If the element is not to be embossed, then at step 78, heater element 16H is energized, and the current image element is printed. Otherwise, at step 80 heater element 16H is overdriven, and the current image element is embossed and printed. In either case controller 30 then goes to step 72 to determine if there are more elements, and, if not, exits.
Other functions of thermal printer controller, which are well known to those skilled in the art, have not been described in detail here to simplify the description. Printer controller 14M synchronizes printing with the movements of stock 20 and print head 16 (and 48, if used) by conventional transport mechanisms (not shown) to generate the printed image. Also controller 14 M has been described as operating on one image element at a time, i.e., as if print head 16 had only a single heater element. In the more typical case, as shown above, where print head 16 has multiple heater elements, controller 30 will operate in a conventional manner to make the determination for each image element corresponding to each heater element and then control each of heater elements 16H-1 through 16H-n to print the image elements concurrently.
In the above described embodiment embossed striations S are formed on the same scale as the image elements and correspond to printed image elements. This is preferred since embossing striations S causes the underlying portion of ink layer 24 to be developed. However, in other embodiments, where striations S are embossed in a portion of the indicium separate from the printed image, striations S can be formed to any convenient scale.
FIG. 6 illustrates a contact thermal printing process in accordance with another embodiment of the subject invention. In FIG. 6, print head 16 is manufactured in any convenient manner, such as machining, or polishing and etching, so that randomly distributed imperfections I are removed and replaced by a pattern of uniformly distributed features F. The random distribution of imperfections I prevents coding of information transversely to the print direction.
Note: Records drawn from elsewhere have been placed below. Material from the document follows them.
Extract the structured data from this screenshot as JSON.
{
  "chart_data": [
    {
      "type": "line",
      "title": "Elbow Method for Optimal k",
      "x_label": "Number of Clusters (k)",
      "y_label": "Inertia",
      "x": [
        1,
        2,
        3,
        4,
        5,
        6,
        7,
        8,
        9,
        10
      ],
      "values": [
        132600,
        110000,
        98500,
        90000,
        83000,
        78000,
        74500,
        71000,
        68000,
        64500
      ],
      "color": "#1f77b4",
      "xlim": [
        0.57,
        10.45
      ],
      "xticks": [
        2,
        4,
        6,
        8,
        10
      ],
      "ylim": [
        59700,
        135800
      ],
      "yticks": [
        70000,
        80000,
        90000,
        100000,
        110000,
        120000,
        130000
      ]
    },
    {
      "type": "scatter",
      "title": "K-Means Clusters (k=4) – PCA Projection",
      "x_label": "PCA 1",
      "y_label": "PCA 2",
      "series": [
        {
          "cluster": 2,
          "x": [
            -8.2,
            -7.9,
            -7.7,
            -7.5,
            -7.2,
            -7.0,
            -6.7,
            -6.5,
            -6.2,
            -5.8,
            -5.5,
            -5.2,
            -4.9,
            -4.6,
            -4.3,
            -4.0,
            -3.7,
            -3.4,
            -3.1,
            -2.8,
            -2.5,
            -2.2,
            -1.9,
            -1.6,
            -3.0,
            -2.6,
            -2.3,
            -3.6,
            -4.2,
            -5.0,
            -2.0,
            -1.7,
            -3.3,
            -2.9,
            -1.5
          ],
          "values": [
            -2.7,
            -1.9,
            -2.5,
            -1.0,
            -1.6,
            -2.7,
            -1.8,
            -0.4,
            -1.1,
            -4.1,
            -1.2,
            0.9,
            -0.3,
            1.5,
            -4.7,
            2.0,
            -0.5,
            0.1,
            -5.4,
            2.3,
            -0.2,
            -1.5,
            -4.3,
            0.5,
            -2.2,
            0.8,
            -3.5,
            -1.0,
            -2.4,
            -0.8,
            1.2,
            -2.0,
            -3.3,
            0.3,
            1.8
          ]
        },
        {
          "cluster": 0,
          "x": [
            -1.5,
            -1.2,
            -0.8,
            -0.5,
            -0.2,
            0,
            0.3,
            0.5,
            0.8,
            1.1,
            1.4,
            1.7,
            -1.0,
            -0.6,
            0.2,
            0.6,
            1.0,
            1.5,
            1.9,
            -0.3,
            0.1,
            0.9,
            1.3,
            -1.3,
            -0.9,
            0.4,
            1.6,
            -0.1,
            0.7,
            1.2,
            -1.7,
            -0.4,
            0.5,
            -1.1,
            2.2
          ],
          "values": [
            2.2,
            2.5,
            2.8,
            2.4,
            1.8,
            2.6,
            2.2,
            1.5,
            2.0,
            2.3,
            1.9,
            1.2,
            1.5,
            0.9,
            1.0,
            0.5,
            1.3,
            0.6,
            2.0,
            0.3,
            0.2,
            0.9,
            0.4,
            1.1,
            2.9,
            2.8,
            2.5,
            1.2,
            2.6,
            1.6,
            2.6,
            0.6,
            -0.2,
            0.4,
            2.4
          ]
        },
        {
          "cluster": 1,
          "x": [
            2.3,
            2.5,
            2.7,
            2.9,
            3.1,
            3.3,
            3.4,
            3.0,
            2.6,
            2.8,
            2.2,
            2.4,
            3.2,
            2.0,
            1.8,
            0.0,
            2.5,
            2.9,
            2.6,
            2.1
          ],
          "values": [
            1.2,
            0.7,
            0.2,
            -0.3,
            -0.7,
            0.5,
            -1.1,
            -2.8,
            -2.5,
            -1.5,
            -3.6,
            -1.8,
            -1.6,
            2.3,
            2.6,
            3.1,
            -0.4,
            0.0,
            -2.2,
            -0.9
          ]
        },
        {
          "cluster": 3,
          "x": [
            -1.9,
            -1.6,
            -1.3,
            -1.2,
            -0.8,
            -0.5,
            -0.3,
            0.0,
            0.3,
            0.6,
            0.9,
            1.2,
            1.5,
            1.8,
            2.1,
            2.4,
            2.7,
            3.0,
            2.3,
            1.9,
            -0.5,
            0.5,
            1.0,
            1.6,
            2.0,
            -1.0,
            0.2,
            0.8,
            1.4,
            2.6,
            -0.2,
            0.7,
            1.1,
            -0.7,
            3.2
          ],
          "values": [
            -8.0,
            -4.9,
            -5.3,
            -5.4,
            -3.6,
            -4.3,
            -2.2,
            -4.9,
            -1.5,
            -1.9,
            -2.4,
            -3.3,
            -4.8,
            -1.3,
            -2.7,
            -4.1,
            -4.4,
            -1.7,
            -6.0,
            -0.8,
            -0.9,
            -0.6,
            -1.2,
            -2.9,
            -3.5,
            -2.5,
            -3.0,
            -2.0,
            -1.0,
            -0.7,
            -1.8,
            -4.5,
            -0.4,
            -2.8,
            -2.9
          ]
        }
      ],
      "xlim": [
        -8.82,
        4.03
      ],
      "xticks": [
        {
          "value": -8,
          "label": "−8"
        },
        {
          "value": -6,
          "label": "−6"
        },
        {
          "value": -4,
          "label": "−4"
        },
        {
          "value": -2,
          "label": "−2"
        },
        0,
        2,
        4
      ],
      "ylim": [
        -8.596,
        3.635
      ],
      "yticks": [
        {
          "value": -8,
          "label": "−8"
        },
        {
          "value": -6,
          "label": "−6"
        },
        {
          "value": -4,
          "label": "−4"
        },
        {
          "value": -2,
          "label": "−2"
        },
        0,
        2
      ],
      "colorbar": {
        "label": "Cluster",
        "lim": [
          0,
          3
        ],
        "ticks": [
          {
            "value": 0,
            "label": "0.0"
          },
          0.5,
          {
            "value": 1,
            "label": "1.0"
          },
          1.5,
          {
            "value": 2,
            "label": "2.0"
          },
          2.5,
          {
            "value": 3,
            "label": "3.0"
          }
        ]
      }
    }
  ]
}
In FIG. 6 features F are distributed in a uniform pattern so that each of heater elements 16H corresponds to the same configuration of features F. Thus, by selectively not overdriving heater elements (here element 16H-(i+1) a two dimensional pattern of striations S in top coating 22, preferably a two dimensional bar code pattern, coding information in each direction, can be generated.
It should be noted that contact thermal printing is well known, and it is believe to be likely that striations, as described above, may have been observed as a result of accidental malfunctions of such printers; however it is not believed that such striations, if in fact observed, were ever considered as anything other than defects or imperfections.
The embodiments described above and illustrated in the attached drawings have been given by way of example and illustration only. From the teachings of the present application, those skilled in the art will readily recognize numerous other embodiments in accordance with the subject invention. Particularly, it will be apparent to those skilled in the art that the method and system of the present invention can be applied of printing of other controlled documents of value such as tax stamps and tickets. Accordingly, limitations on the subject invention are to be found only in the claims set forth below.